Nearly 9 out of 10 AI tools inside enterprises are invisible to IT. That’s the finding of a LayerX study that should send shivers down the spine of any executive: AI is shaping decisions, summarizing meetings, and analyzing data without the knowledge — or control — of the very teams meant to secure it. What sounds like a technical oversight has become a board-level crisis, worsened by new global regulations.
Last month, the EU’s AI Act entered its next enforcement stage, forcing enterprises to document how general-purpose AI tools process data and threatening penalties of up to €35 million or 7% of global turnover. Yet weeks later, many organizations remain unprepared, struggling even to inventory which AI features are active in their environments. As regulators demand transparency, most enterprises can’t meet the basic threshold of visibility.
That gap is where the real danger lies.

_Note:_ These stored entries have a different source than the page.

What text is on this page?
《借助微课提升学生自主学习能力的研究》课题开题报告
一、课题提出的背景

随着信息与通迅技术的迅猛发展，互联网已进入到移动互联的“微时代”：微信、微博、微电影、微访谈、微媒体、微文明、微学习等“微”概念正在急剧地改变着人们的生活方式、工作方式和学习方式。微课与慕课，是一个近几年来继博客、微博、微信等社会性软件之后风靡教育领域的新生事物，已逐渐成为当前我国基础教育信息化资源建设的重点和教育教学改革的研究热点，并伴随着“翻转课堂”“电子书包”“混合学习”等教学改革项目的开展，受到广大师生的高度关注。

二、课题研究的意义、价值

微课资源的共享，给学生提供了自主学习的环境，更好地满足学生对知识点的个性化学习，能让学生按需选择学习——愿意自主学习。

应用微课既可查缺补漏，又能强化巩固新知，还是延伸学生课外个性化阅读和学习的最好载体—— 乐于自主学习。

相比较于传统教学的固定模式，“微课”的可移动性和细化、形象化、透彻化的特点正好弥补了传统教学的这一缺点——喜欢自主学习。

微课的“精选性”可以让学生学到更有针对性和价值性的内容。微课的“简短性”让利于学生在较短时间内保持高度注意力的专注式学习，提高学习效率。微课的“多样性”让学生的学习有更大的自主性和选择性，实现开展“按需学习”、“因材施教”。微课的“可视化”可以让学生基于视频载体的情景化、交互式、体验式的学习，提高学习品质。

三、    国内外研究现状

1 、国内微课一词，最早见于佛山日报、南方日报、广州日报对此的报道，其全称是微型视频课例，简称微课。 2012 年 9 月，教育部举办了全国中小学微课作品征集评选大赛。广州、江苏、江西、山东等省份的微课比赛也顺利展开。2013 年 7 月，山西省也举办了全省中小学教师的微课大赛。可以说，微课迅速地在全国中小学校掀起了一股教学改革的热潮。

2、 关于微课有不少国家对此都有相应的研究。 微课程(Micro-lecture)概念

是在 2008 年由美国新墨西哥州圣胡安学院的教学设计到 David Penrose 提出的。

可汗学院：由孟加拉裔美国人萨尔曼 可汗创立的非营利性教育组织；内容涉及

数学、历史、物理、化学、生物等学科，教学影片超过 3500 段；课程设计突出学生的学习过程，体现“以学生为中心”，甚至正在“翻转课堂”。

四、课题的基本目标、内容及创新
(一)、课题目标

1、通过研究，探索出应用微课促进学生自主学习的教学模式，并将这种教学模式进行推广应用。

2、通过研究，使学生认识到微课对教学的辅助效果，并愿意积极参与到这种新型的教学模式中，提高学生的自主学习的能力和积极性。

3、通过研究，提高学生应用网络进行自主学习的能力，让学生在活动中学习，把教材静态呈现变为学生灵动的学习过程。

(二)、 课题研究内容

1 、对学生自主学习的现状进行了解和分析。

AI isn’t only the domain of headline-grabbing tools like ChatGPT; it’s embedded in the everyday software stack. Zoom can transcribe and summarize meetings, Salesforce can auto-generate reports, Slack can analyze conversations. These features arrive through silent updates, slipping under IT’s radar while handling sensitive data.
Call it AI sprawl. Platforms ship “smart” features by default, leaving enterprises with dozens — sometimes hundreds — of parallel AI apps. IT teams often monitor only a fraction. A report from security platform Zluri found that four out of five AI tools inside enterprises are unmanaged, leaving leaders unsure what data they touch, whether they comply with retention rules, or if they’ve been activated at all.